Even here in Nigeria, in cities like Zaria and Kano, the Ashura processions unfold. Though not always welcomed by the state, these gatherings attest to the deep transnational ties of Shi’a devotion.

But Ashura is not the preserve of the Shi’a alone.

Among Sunni Muslims, who form the majority across the Muslim world, the day holds a different but no less sacred significance. It's an older significance that goes right back to the Prophet. Sunnis too are appalled by the horror of Karbala, and many honour Husayn’s memory as part of the Prophet’s family. Yet the primary religious observance for most Sunnis on Ashura is a fast—from dawn to dusk—following the example of the Prophet Muhammad, who fasted in solidarity with Moses and the Israelites’ deliverance from Pharaoh. For Sunnis, the day is associated with divine mercy and spiritual purification.

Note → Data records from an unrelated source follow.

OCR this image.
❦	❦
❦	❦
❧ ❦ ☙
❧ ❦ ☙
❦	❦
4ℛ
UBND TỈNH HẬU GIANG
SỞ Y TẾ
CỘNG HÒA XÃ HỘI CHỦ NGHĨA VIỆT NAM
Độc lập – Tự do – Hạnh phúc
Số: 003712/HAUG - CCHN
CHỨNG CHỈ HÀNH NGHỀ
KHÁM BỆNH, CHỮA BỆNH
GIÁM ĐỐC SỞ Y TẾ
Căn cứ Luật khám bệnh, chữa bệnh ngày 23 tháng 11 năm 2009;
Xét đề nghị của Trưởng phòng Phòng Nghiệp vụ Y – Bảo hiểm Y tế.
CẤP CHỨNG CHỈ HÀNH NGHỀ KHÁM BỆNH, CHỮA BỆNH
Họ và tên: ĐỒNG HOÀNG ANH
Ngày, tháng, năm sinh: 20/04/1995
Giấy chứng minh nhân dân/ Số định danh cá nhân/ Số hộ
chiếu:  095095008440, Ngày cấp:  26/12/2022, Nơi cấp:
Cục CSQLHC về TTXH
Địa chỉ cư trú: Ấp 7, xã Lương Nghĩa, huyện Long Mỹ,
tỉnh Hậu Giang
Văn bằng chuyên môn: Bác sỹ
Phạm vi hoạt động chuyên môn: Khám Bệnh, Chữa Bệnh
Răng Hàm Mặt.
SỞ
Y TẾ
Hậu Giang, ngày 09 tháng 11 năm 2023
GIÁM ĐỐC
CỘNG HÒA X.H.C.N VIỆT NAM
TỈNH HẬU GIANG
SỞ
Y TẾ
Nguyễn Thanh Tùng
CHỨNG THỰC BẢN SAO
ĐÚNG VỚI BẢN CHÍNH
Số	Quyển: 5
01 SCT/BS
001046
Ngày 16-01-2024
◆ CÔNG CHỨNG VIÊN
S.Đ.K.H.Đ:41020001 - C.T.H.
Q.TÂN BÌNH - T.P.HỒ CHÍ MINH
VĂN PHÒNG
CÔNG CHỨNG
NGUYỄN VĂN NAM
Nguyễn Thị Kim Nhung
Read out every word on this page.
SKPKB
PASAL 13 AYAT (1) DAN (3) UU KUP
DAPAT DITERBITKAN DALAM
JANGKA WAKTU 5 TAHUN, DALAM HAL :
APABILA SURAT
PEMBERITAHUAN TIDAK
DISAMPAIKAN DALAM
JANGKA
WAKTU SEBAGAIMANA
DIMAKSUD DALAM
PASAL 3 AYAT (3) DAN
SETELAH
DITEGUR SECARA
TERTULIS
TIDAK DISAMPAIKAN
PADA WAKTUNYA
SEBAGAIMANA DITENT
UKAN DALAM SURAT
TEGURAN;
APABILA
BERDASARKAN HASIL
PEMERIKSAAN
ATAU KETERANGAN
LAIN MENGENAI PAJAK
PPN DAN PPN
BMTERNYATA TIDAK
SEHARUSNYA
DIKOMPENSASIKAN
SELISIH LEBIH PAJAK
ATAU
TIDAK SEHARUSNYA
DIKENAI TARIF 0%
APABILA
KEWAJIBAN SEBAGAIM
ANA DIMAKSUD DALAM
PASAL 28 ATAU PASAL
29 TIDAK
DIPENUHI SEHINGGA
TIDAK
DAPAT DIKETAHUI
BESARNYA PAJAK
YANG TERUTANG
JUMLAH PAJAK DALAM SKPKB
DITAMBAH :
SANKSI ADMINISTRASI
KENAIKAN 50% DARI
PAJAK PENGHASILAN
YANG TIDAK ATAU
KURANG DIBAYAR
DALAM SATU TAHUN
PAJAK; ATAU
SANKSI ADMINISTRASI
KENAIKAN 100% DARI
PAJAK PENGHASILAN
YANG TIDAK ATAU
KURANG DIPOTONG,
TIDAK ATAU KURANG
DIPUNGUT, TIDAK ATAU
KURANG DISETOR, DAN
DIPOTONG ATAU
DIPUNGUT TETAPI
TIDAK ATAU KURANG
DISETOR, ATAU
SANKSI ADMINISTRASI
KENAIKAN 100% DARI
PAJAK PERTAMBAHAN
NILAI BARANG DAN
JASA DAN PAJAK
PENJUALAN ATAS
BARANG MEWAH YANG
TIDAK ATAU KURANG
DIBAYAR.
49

This divergence in ritual, however, does not erase the shared reverence for Husayn or the universal resonance of his martyrdom. As Gibbon wrote, “In a distant age and climate, the tragic scene... will awaken the sympathy of the coldest reader.” In our own fractured world, that statement still holds true.

There is something hauntingly modern about Karbala: a small band of principled resisters encircled by power, standing for conscience over compromise. It is an eternal scene—one that recurs in different forms across centuries and continents. That Gibbon, an Enlightenment skeptic, could be moved by it should give us pause. The fate of empires may rise and fall, but the moral force of sacrifice endures.